La "destruction créatrice", il est vrai que c'est une idée particulièrement dérangeante. Elle a été développée, en 1942, par Joseph Schumpeter, un Austro-Hongrois (Moravie) émigré aux USA.
Il s'inspire curieusement non seulement de Marx mais aussi de Nietzsche.


La destruction créatrice, c'est cette idée que l'économie, elle ne repose pas sur un simple perfectionnement linéaire. Son évolution, elle est plutôt faite de ruptures et de cassures, généralement imprévisibles. Sans cesse, de nouvelles technologies rendent obsolètes les anciennes et viennent bouleverser l'ordre économique existant.
 

La force motrice de l'économie, ce qui fait sa croissance, c'est l'innovation. Aucune situation, aucune rente, n'est donc jamais acquise: les stars d'aujourd'hui verront bientôt leur étoile pâlir, voire s'éteindre.


C'est pourquoi, il est inutile, voire franchement contre-productif, de s'accrocher à son ancienne industrie. C'est ce qui explique les difficultés actuelles du Japon et de l'Allemagne, empêtrés dans leur électronique et leur automobile.


Faire table rase du passé, ça peut aussi être salutaire. C'est ce qui a réussi à la Pologne. Et la Destruction Créatrice, ce bel oxymore, on peut dire que ça a vraiment caractérisé l'Histoire de la Pologne. Un pays maintes fois  rayé de la carte, asservi, ravagé, qui finit, malgré tout par renaître de ses cendres. Comme s'il y avait une revanche finale de l'Histoire.


Mais la Pologne, ça n'est quand même pas que ça, l'avenir via la destruction créatrice. On n'efface jamais complétement le passé. Subsiste toujours le souvenir de l'angoisse et de l'horreur subies.
 

C'est aussi un pays baigné dans une froide épouvante. Surtout dans la Galicie où j'étais, hanté, peuplé de fantômes.

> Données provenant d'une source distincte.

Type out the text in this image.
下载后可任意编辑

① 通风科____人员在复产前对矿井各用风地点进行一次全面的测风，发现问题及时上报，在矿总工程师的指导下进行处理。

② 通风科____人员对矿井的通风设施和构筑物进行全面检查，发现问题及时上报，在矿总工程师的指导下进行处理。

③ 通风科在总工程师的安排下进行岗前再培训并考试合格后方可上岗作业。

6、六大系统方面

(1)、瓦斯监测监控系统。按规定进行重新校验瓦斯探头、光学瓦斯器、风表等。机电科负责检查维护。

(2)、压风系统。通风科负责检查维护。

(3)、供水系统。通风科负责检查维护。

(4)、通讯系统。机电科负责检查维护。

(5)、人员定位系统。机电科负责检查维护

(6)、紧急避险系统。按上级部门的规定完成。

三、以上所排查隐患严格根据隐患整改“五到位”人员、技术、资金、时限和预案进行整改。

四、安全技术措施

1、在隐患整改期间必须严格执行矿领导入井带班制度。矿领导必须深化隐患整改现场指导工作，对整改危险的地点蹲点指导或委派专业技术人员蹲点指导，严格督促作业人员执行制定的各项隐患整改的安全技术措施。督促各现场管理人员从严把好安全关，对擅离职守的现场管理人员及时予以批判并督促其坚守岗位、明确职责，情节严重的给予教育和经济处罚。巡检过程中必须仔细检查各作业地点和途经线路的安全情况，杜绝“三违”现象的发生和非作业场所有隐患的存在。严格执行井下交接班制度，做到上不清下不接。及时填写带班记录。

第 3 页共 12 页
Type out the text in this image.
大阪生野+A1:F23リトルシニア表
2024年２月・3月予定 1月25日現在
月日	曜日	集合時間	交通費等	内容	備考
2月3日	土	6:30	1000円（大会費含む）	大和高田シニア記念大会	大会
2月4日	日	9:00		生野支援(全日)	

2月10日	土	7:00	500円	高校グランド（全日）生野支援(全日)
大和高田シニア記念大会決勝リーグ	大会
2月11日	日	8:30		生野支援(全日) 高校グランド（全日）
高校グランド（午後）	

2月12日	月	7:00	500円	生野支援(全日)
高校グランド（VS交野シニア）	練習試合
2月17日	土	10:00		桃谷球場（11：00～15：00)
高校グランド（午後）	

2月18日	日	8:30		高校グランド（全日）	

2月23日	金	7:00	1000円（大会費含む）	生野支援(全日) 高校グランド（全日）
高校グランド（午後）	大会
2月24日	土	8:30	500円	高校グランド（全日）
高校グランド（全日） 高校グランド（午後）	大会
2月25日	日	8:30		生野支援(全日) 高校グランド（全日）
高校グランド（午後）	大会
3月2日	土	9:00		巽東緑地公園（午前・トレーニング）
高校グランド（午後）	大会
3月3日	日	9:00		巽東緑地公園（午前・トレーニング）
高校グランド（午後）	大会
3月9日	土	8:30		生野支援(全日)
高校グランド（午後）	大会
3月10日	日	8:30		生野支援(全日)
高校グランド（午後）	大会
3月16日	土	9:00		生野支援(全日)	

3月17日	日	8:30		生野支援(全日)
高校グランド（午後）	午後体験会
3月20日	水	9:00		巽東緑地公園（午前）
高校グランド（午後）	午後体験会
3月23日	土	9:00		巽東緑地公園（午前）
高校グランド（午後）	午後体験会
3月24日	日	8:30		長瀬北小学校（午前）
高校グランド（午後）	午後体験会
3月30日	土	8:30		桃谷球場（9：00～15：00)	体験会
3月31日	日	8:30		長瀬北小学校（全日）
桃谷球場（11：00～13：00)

Ceux notamment de la très importante communauté juive qui y était établie.


Des Juifs, il n'y en a plus évidemment. Mais il subsiste, tout de même, une architecture urbaine, des quartiers, des cafés, des synagogues, des cimetières. Une mélancolie terrifiée, angoissée, qui parcourt tout cet espace de l'Europe Centrale.

 Et puis, la Galicie, c'est pour moi une région éminemment littéraire. 


On y croise d'abord Honoré de Balzac qui s'est rendu, à deux reprises, à Berditchev (en Ukraine) et y a tout de même passé plus de 2 années. C'était à la fin des années 40 au 19ème siècle. Il s'est d'abord rendu en train jusqu'à Cracovie et a ensuite effectué en simple malle-poste les reste du voyage.


Il est vrai qu'il commençait à être malade mais le plus étonnant, c'est que, durant ce long séjour, lui qui était extraordinairement prolifique, n'a quasiment rien écrit.


Pourtant, il vivait dans une région absolument extraordinaire (que je connais bien). Berditchev, c'est tout de même le foyer de naissance du Hassidisme. Il aurait été intéressant de savoir comment Balzac, qui partageait les préjugés de son époque envers les Juifs (Gobseck, le baron de Nucingen), percevait ces Juifs ultra-orthodoxes.


Mais la Galicie, ça n'est pas que Balzac, c'est aussi Isaac Bashevis Singer, George Trakl, Bruno Schulz, Sacher Masoch, le père et la mère de Sigmund Freud, Joseph Roth ("La marche de Radetzky"), Samuel-Joseph Agnon, Stanislaw Lem, Joseph Conrad et même, encore plus à l'Est, Paul Celan.


Je me suis déplacée, en train, sur cette ligne qui va jusqu'à la frontière ukrainienne. Même si j'ai moi-même bien du mal à les identifier, c'est fou le nombre de compatriotes que j'ai pu croiser.


La Pologne et l'Ukraine, ce sont deux pays extrêmement proches. Il est vrai qu'on ne sait généralement pas, à l'Ouest, que l'Ukraine a plus longtemps été sous domination polonaise que russe.


Mais combien de temps, encore, les Polonais vont-ils continuer d'accueillir ce flot énorme d'Ukrainiens et s'en sentir solidaires ?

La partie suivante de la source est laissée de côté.